I learned something new today and I can’t wait to pass it along to you.  I learned that if you are trying to get someone else to learn something, the way you introduce it may make all the difference in whether it is learned or forgotten within hours.  

Picture two lessons.  The first, a writing lesson in which you want students to understand the order of a paragraph.  You begin by setting the topic, let’s say, “My Favorite Food.”  You ask students to talk with their neighbor about their favorite food.  You invite students to share with the class about their favorite food.  You ask each child to draft cluster about their favorite food.  Finally, you remind them that you want a topic sentence, at least three major details, and a conclusion.  The second lesson, let’s say a science lesson on magnetism in which you want the students to understand the idea of polarity.  You begin by bouncing two circular magnets on a pencil.  You follow that with a chain of 10 bar magnets which you swing back and forth.  Immediately after, you chase one magnet around on top of an overhead projector with another.  Finally, you put a piece of glass over a bar magnet and pour iron filings on the glass.  You explain that each magnet has two types of charges and that while the two different charges want to join together, two of the same charges want to stay apart.

Which lesson is more likely to achieve its purpose?  Though with students there are no guarantees, I’m guessing that the second lesson has a far greater chance of succeeding because it’s introduction was aimed at the instructional goal.  Students might remember the first lesson, or at least know more about their or a classmate’s favorite food.  They’re not likely, however, to understand anything more about the structure of the paragraph, even if they worked hard to write a good paragraph.
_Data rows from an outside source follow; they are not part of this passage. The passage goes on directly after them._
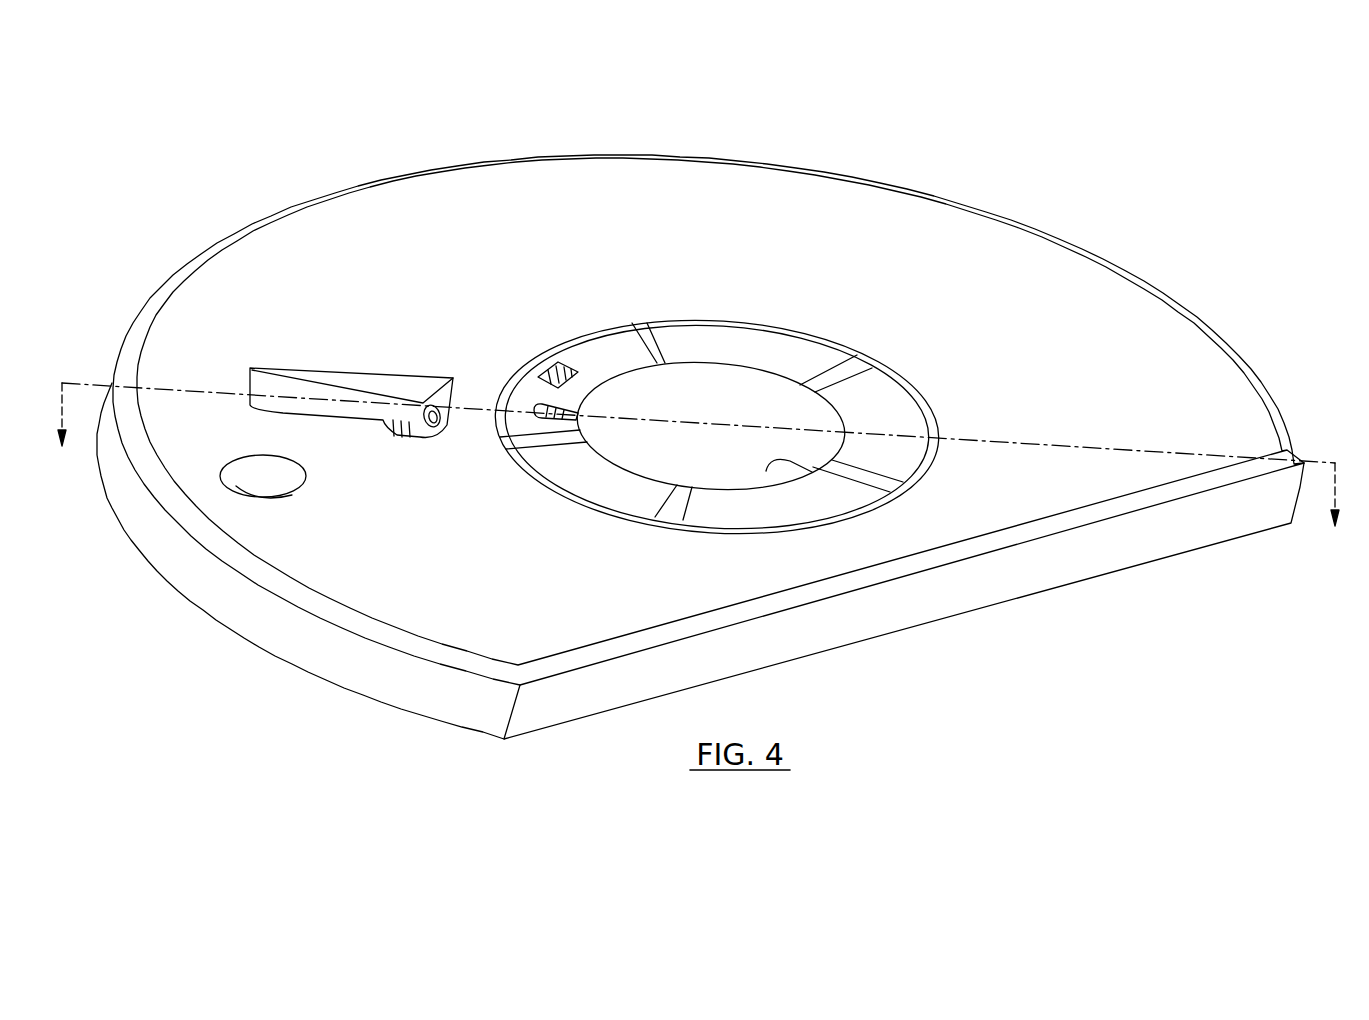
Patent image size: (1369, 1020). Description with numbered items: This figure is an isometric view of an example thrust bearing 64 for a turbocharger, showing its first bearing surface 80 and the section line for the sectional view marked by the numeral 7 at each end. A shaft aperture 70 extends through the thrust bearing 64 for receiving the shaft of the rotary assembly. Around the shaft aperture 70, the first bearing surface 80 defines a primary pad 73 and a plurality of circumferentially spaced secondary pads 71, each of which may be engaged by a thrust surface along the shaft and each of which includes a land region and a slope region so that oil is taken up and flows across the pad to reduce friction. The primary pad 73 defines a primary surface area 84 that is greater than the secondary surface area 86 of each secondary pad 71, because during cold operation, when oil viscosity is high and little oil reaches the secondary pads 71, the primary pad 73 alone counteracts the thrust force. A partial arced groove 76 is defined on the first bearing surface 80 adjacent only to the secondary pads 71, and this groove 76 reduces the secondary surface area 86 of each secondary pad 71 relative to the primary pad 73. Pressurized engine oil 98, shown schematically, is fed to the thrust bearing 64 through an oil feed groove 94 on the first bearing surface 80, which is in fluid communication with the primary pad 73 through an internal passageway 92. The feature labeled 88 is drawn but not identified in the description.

The thrust bearing 64 is at (1134, 157).
The first bearing surface 80 is at (1140, 360).
The partial arced groove 76 is at (938, 428).
The primary pad 73 is at (612, 358).
The primary surface area 84 is at (717, 427).
The shaft aperture 70 is at (840, 480).
The secondary pads 71 is at (723, 420).
The secondary surface area 86 is at (752, 340).
The slot 88 is at (545, 410).
The engine oil 98 is at (553, 368).
The oil feed groove 94 is at (291, 393).
The internal passageway 92 is at (433, 416).
The section line 7 is at (697, 470).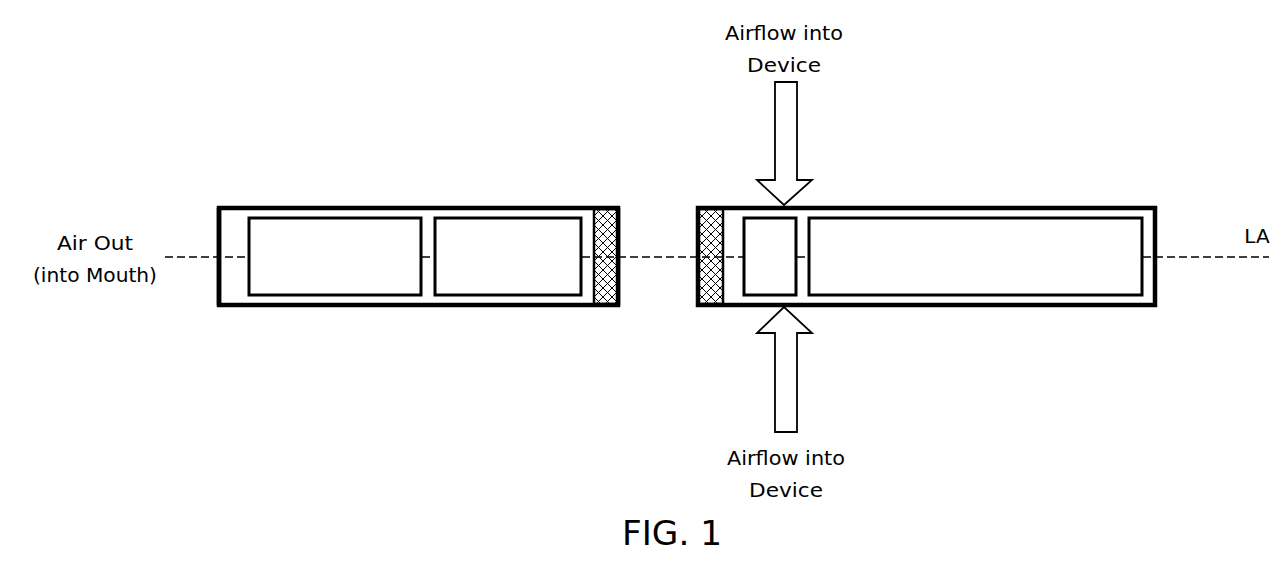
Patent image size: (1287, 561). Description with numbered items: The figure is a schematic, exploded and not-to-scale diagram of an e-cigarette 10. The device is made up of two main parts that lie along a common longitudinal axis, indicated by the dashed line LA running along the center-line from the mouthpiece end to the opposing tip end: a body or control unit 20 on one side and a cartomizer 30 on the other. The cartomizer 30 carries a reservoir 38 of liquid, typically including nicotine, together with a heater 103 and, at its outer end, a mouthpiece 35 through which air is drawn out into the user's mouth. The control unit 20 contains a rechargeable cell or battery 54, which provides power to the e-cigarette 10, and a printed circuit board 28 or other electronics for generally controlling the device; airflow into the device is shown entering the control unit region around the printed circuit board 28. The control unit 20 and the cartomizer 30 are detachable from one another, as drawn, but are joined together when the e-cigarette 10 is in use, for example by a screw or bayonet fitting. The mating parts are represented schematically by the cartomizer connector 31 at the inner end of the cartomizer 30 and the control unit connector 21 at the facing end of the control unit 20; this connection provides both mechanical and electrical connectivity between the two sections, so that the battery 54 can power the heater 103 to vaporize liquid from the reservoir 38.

Why?  This is what I learned today.  The brain encodes information in the same places where it first goes to make sense of it.  In Lesson 1, the brain is going to access the “food memories” places.  Any information about paragraph structure will probably get lost and languish there.  In Lesson 2, the brain will perceive the demonstrations, attempt to understand them, and encode the explanation, all in the same place.  Consequently, if the student wants to retrieve her understanding of polarity at a later date, that understanding will occupy a discrete and substantial place in the student’s brain.


Pretty cool, huh?  In all my years of teaching writing, I bypassed the need for a memorable introduction to get students to focus on the “meat” of their topic.  Major details and elaboration were everything to me.  I’m now thinking that those examples and elaboration may have been misplaced.  What do you think?